Projects that Make the Grade
Once the company has defined annual strategic business goals, proposals for major projects—requiring at least 160 man-hours—are slotted into those areas. If a big project doesn’t support a corporate goal, it’s deferred or dropped. A weighting system gives each surviving proposal up to 100 points. A project that will generate revenue generally gets more points than one that will cut costs, says Eric Blaustein, vice president of information technology.
Like HMH’s system, the most effective governance stretches beyond an efficient way to prioritize IT work to selecting projects that generate the most value, whether or not they involve IT, says Chris Potts, corporate IT strategist at Dominic Barrow in London. “You have a business case with numbers. Then there is subjective discussion and evaluation.”
For example, HMH recently had to retire some teaching materials that involved software and several servers. At the same time, the city of Detroit had bought a classroom management system. In the past, the company would have removed the old hardware and software from the schools where it was running, but left thorough decommissioning, such as wiping disks, until later so staff could work on the new project, Wilcox says.

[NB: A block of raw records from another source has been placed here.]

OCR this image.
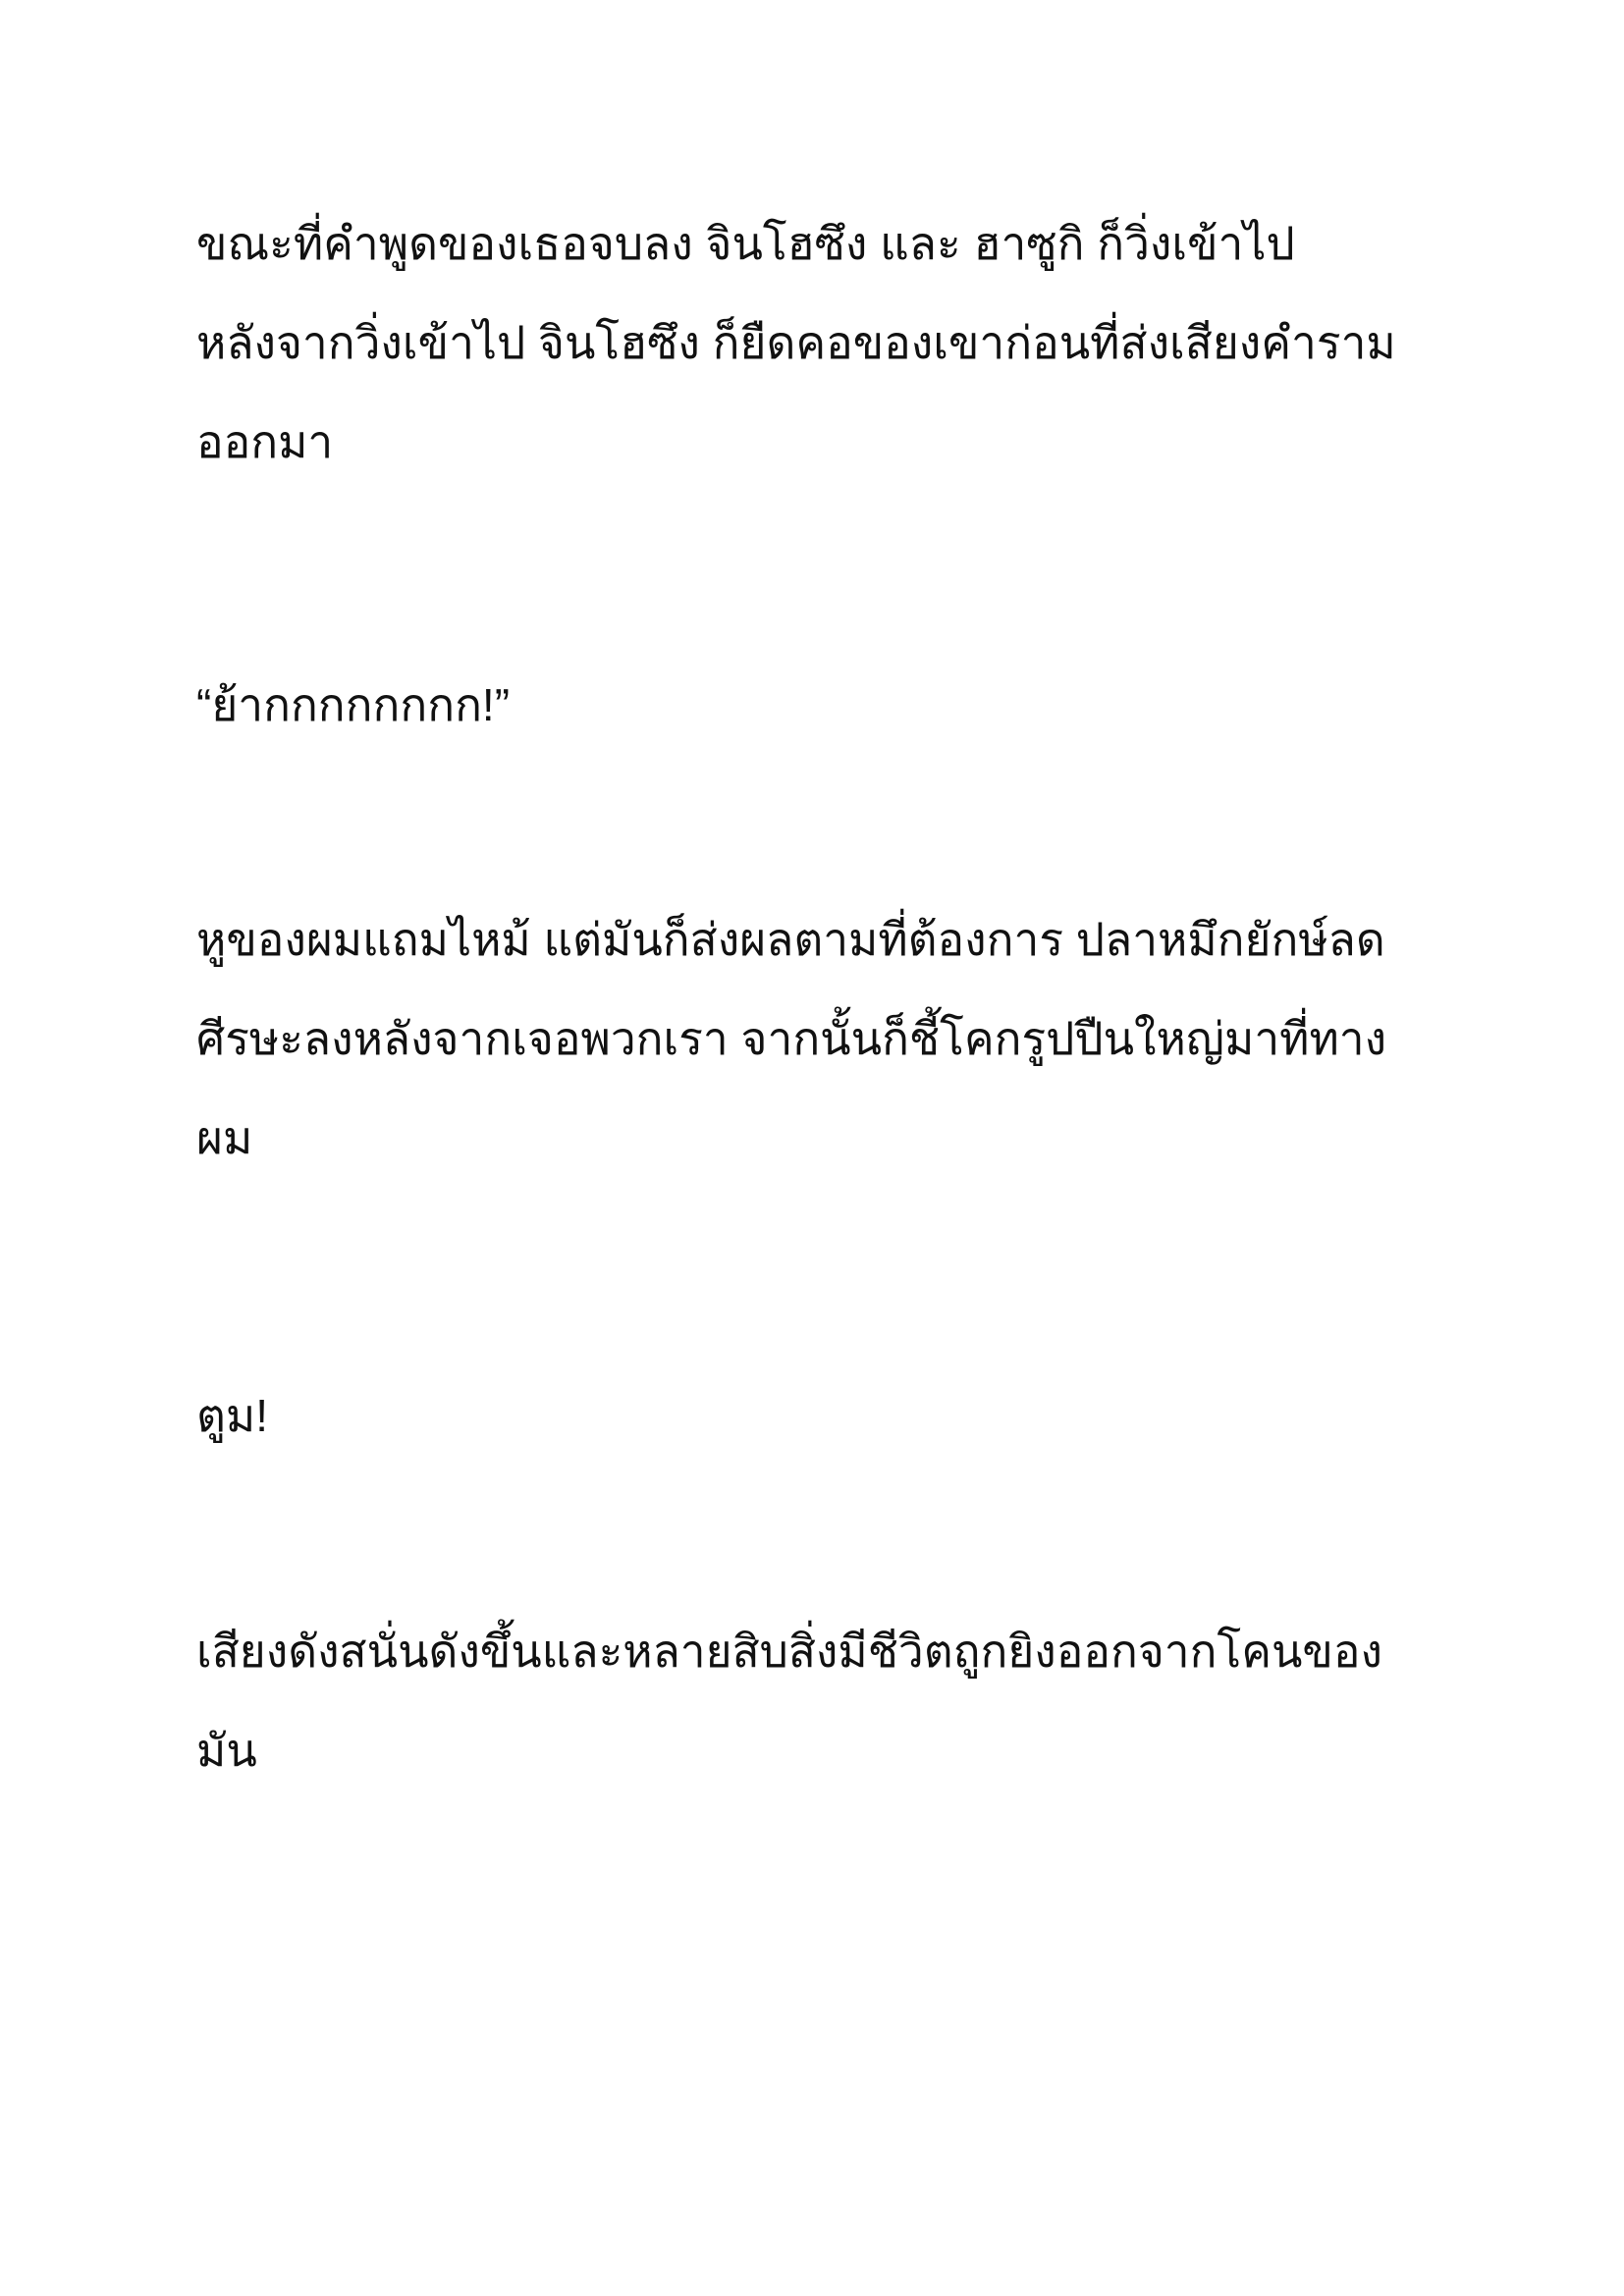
ขณะที่คำพูดของเธอจบลง จินโฮซึง และ ฮาซูกิ ก็วิ่งเข้าไป
หลังจากวิ่งเข้าไป จินโฮซึง ก็ยืดคอของเขาก่อนที่ส่งเสียงคำราม
ออกมา
“ย้ากกกกกกกก!”
หูของผมแถมไหม้ แต่มันก็ส่งผลตามที่ต้องการ ปลาหมึกยักษ์ลด
ศีรษะลงหลังจากเจอพวกเรา จากนั้นก็ชี้โคกรูปปืนใหญ่มาที่ทาง
ผม
ตูม!
เสียงดังสนั่นดังขึ้นและหลายสิบสิ่งมีชีวิตถูกยิงออกจากโคนของ
มัน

But business leaders recognized that IT could break down the old systems and at the same time configure them for Detroit. “These [situations] in the past had eluded us,” Wilcox says.

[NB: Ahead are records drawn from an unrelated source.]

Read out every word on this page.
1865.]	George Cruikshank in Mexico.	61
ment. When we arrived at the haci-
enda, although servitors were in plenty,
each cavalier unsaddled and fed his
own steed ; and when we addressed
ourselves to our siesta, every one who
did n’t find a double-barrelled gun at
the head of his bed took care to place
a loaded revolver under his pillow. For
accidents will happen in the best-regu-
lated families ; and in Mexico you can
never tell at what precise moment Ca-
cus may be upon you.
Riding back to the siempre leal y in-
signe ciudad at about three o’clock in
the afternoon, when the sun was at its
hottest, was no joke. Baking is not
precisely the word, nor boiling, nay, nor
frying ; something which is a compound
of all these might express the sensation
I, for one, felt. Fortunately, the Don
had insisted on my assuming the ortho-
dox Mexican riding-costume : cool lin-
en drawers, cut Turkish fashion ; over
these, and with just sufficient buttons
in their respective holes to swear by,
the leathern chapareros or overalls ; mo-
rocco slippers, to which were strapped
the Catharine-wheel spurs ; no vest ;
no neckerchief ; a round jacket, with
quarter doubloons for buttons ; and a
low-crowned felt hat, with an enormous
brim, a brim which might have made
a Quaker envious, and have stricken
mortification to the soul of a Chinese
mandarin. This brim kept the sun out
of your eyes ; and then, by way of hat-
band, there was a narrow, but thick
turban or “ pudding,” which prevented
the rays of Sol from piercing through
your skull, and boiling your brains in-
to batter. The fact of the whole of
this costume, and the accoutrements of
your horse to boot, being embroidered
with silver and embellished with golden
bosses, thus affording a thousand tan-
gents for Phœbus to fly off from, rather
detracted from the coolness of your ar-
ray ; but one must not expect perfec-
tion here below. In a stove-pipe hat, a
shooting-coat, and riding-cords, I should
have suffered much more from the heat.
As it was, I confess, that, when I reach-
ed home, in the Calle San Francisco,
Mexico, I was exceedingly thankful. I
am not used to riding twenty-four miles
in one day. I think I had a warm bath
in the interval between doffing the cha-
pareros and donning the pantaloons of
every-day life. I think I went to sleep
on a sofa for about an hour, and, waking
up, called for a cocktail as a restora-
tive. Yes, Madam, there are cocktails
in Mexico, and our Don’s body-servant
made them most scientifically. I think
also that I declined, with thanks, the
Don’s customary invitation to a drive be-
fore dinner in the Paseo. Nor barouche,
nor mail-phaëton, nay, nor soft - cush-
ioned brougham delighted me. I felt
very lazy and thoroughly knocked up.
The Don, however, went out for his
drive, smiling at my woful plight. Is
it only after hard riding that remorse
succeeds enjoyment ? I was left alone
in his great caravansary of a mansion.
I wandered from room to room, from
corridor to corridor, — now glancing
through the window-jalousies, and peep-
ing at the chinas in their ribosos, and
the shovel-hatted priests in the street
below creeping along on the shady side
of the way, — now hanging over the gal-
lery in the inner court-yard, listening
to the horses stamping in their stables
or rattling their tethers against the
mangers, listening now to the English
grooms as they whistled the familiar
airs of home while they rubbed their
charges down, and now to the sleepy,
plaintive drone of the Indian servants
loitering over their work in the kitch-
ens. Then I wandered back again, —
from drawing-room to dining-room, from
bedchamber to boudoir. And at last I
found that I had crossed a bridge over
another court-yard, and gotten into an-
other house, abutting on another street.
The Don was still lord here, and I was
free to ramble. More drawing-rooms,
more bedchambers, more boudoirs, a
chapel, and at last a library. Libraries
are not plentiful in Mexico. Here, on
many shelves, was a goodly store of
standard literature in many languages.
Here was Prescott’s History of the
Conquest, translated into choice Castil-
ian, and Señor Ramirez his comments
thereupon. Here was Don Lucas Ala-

The IT group also had to figure out how to fit in ad hoc work, such as a new report from a business intelligence tool. “Everyone comes in with something that is small and ought to be able to be done quickly but it drags you down bit by bit,” Wilcox says.
Yet devising a full business case for every proposal takes too much time away from working on projects, Blaustein adds. Instead, the company created an evaluation process for smaller projects that doesn’t mandate such detailed numbers. If the proposal becomes high-priority, a full business case is done.
The new openness, with its rankings and cross-functional discussions, takes some of the politics out of vying for dollars, Wilcox says. “It allows people to see that their project was important but this other one helps us get $5 million in revenue,” he says. “If your project wasn’t funded you know why.”